同じ時季、同じ場所を訪れても感じることは都度変わる。まさに今年はその最たるもので、だからこそ今感じていることを忘れずにいたい。全身に降り注ぐ南国の陽射しの熱気とともに、旅に出られることの貴重さを今一度胸へと刻みます。
粗く積まれた珊瑚の石垣に映える、鮮やかなブーゲンビリア。島全体が豊かな緑に覆われる竹富島は、集落内も植物園のよう。進むごとに歩みを止めさせる美しさが、この島の至るところに溢れています。
ただ目を開くだけで、視界を染める豊かな色彩。石垣の黒さに、白砂の道。家屋の穏やかな木の風合いを彩る、赤瓦と白漆喰。人工物に埋もれて暮らす僕にとって、この光景は何度見ても鮮烈さを失わない。
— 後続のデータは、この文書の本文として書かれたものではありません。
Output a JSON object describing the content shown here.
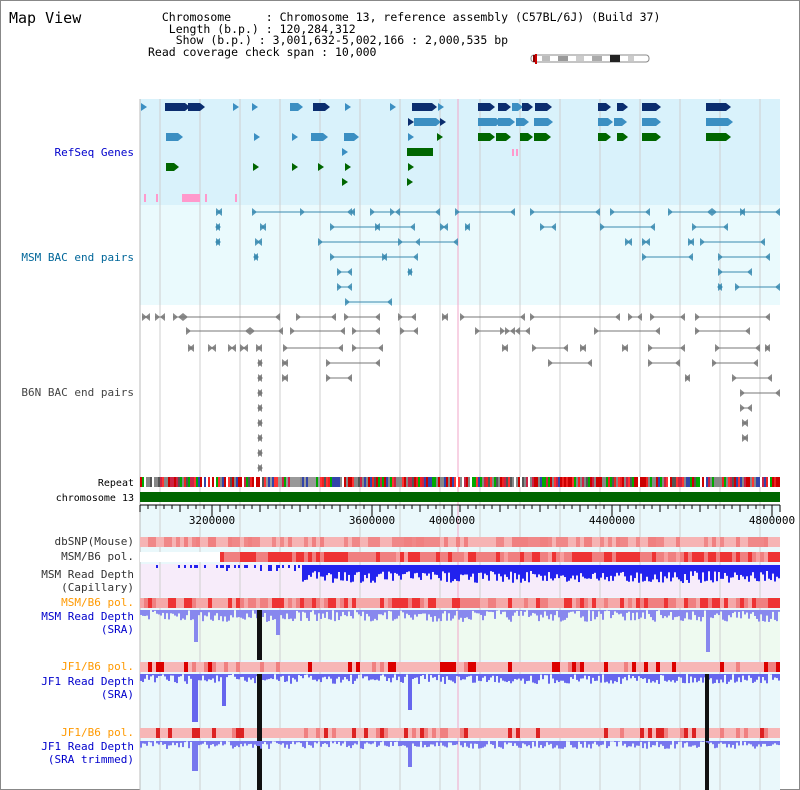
{
  "header": {
    "title": "Map View",
    "chromosome_key": "Chromosome     ",
    "chromosome_value": ": Chromosome 13, reference assembly (C57BL/6J) (Build 37)",
    "length_key": " Length (b.p.) ",
    "length_value": ": 120,284,312",
    "show_key": "  Show (b.p.) ",
    "show_value": ": 3,001,632-5,002,166 : 2,000,535 bp",
    "coverage_key": "Read coverage check span ",
    "coverage_value": ": 10,000"
  },
  "tracks": {
    "refseq": {
      "label": "RefSeq Genes",
      "color": "#0000cc"
    },
    "msm_bac": {
      "label": "MSM BAC end pairs",
      "color": "#006699"
    },
    "b6n_bac": {
      "label": "B6N BAC end pairs",
      "color": "#444444"
    },
    "repeat": {
      "label": "Repeat"
    },
    "chromosome": {
      "label": "chromosome 13"
    },
    "dbsnp": {
      "label": "dbSNP(Mouse)"
    },
    "msm_b6_pol_1": {
      "label": "MSM/B6 pol."
    },
    "msm_read_depth_cap": {
      "line1": "MSM Read Depth",
      "line2": "(Capillary)"
    },
    "msm_b6_pol_2": {
      "label": "MSM/B6 pol.",
      "color": "#ff9900"
    },
    "msm_read_depth_sra": {
      "line1": "MSM Read Depth",
      "line2": "(SRA)",
      "color": "#0000cc"
    },
    "jf1_b6_pol_1": {
      "label": "JF1/B6 pol.",
      "color": "#ff9900"
    },
    "jf1_read_depth_sra": {
      "line1": "JF1 Read Depth",
      "line2": "(SRA)",
      "color": "#0000cc"
    },
    "jf1_b6_pol_2": {
      "label": "JF1/B6 pol.",
      "color": "#ff9900"
    },
    "jf1_read_depth_trim": {
      "line1": "JF1 Read Depth",
      "line2": "(SRA trimmed)",
      "color": "#0000cc"
    }
  },
  "ruler": {
    "ticks": [
      "3200000",
      "3600000",
      "4000000",
      "4400000",
      "4800000"
    ]
  },
  "colors": {
    "refseq_bg": "#d9f2fb",
    "bac_bg": "#eafafd",
    "chrom_bar": "#006600",
    "depth_blue": "#5555ee",
    "pol_red": "#ee3333"
  }
}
旺盛な木々の緑に、鮮烈な色彩を放つ幾多もの花々。そのすぐ隣に溶け込む家並みに、それら全てを強烈に照らし上げる真夏の太陽。自分に降り注ぐ八重山の漲りを、今はひたすら浴びていたい。
総天然色に彩られる、美しい島。今年しか味わえないであろうこの静かなる豊かさに、ただただ夢見心地で染まってゆくのでした。